Fairy tales still can be found at DAI web site.
Their US representatives followed the story.
Yet the owners are still happy regardless many MSB putting dozens of aircrafts on ground for many months due to many engine problems.
Emir wrote:
Unfortunately Diamond aircraft owners that bought planes with Austro relied on DAI’s promise on low overhaul cost (€18k was stated price in 2010) which turned out to be not so low (€23k in 2015, €30k 2018, €36k in 2020) which in the end turned to TBR in 2022 at €50k.

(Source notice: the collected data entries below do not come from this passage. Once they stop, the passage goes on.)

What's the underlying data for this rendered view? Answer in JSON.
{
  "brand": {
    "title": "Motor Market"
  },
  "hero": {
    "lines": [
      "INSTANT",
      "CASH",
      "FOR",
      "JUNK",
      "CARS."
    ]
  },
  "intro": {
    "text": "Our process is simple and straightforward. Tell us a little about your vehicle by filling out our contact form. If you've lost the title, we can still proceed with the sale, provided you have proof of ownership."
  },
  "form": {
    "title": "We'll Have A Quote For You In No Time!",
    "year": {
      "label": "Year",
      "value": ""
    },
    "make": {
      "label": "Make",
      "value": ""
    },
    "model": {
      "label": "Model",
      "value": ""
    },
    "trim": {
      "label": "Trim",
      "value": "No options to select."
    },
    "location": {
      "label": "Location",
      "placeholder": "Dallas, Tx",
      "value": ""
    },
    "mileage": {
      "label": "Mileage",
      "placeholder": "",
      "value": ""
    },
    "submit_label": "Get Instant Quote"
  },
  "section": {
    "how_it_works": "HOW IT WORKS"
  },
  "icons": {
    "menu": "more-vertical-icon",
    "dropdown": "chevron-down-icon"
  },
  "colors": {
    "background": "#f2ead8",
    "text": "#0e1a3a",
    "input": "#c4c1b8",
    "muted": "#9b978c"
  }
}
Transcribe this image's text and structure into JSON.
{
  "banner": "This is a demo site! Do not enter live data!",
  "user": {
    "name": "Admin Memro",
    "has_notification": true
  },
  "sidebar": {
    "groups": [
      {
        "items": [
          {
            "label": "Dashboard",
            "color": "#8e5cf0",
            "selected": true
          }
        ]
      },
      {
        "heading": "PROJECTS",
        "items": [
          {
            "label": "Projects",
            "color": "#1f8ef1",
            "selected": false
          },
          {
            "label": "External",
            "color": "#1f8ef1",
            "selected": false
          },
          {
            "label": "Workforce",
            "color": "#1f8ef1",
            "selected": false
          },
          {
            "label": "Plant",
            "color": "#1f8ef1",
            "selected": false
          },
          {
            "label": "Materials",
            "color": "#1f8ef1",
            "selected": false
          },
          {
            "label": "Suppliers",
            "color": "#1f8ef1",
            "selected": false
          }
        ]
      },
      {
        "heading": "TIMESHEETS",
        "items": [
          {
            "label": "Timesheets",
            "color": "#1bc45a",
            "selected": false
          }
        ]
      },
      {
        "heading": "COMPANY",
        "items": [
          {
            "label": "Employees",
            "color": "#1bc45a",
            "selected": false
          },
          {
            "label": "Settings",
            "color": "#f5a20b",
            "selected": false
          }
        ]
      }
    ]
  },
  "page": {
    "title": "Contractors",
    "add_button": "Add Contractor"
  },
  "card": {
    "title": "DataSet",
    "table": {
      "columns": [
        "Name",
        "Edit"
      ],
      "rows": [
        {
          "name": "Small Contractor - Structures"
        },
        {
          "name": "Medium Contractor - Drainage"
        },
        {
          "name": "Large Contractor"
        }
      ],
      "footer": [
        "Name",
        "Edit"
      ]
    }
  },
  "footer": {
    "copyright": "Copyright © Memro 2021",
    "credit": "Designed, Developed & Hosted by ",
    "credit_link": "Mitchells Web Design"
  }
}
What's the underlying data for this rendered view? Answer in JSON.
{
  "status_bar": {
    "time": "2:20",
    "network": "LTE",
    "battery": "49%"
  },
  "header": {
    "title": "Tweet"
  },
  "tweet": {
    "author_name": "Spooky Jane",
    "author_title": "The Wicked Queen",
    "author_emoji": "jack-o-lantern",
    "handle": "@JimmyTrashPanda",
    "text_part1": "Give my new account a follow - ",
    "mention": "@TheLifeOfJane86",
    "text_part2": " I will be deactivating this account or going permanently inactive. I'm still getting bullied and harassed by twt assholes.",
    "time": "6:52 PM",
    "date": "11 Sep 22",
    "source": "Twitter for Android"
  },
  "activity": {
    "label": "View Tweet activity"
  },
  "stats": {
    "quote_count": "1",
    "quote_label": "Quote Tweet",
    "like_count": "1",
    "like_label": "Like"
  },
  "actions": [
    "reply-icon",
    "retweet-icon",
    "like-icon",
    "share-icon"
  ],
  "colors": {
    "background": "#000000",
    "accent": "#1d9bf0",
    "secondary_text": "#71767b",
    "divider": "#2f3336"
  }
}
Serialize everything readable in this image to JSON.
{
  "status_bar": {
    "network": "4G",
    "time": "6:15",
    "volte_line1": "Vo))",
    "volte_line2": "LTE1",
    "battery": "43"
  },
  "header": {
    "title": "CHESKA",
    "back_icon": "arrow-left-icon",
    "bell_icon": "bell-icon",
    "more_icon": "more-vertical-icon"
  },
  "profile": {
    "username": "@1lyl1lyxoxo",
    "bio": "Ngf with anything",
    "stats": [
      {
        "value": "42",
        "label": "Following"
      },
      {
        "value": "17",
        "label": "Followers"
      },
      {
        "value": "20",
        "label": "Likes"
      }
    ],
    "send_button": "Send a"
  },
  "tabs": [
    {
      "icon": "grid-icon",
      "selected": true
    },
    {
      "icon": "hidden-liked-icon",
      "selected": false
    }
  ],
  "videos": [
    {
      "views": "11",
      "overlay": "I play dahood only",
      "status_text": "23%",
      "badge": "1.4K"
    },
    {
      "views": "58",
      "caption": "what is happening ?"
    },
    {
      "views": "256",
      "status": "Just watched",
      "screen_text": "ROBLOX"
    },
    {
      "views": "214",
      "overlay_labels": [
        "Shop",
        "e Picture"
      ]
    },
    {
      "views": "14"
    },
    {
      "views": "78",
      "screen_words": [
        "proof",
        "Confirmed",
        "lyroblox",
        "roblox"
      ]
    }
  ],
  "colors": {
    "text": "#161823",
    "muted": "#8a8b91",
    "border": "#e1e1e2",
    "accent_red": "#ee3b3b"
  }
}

Emir, is there any link to the source for the TBR? My assumption was always that Austro engines are TBO, with gradually reducing count of timed parts.
Thanks!
arj1 wrote:
Emir, is there any link to the source for the TBR? My assumption was always that Austro engines are TBO, with gradually reducing count of timed parts.
Thanks!
Emir wrote:
Austro_engine_TBR_pdf
50K per engine? That is a bit steep… They are getting more and more expensive and not that interesting anymore…
arj1 wrote:
50K per engine? That is a bit steep… They are getting more and more expensive and not that interesting anymore…
CD-155 is approximately the same or a bit more but at least I knew from the very beginning it was TBR.
Diamonds are very popular in flight training academies where such costs are easily amortized at 1000 hours of utilization annually.
For private owners of 42/62 the alternative is a Cirrus with similar overhaul costs.
Peter
19-Feb-24 10:56
42
It’s not the gap; it is small scale effects versus large scale effects of gas flow… I think it is viscosity which dominates in small scales and buggers up the efficiency. Same reason why small propellers (as on e.g. quadcopters) are inefficient. Hence centrifugal compressors rather than axial compressors in small turbines. And there is another factor, discovered recently by developers of small turbines: blade erosion is relatively a much bigger thing in a small engine, because the blades are so thin.
The big propeller Vs the little propeller efficiency thing is a bit more fundamental than any scale effect.
Think about it. To produce thrust we accelerate a working fluid. In the casyof the propeller it’s air.
Mr. Newton said that for every action there is an equal and opposite reaction.
We express this as MV=MV.
With the small propeller we have less M to we need more v.
The problem that arises is that the energy required to do this raises as the square of the velocity. In a perfect world, from the prop efficiency point of view, we’d have huge props and undercarriages like storks.
To take it to extremes, compare the fuel burn of a harrier in the hover with a helicopter of comparable weight.
Joe_90 wrote:
To take it to extremes, compare the fuel burn of a harrier in the hover with a helicopter of comparable weight.
I see where you are going but I’m sorry, I don’t have access to these numbers :D. Could you lighten up our minds (mine at least)?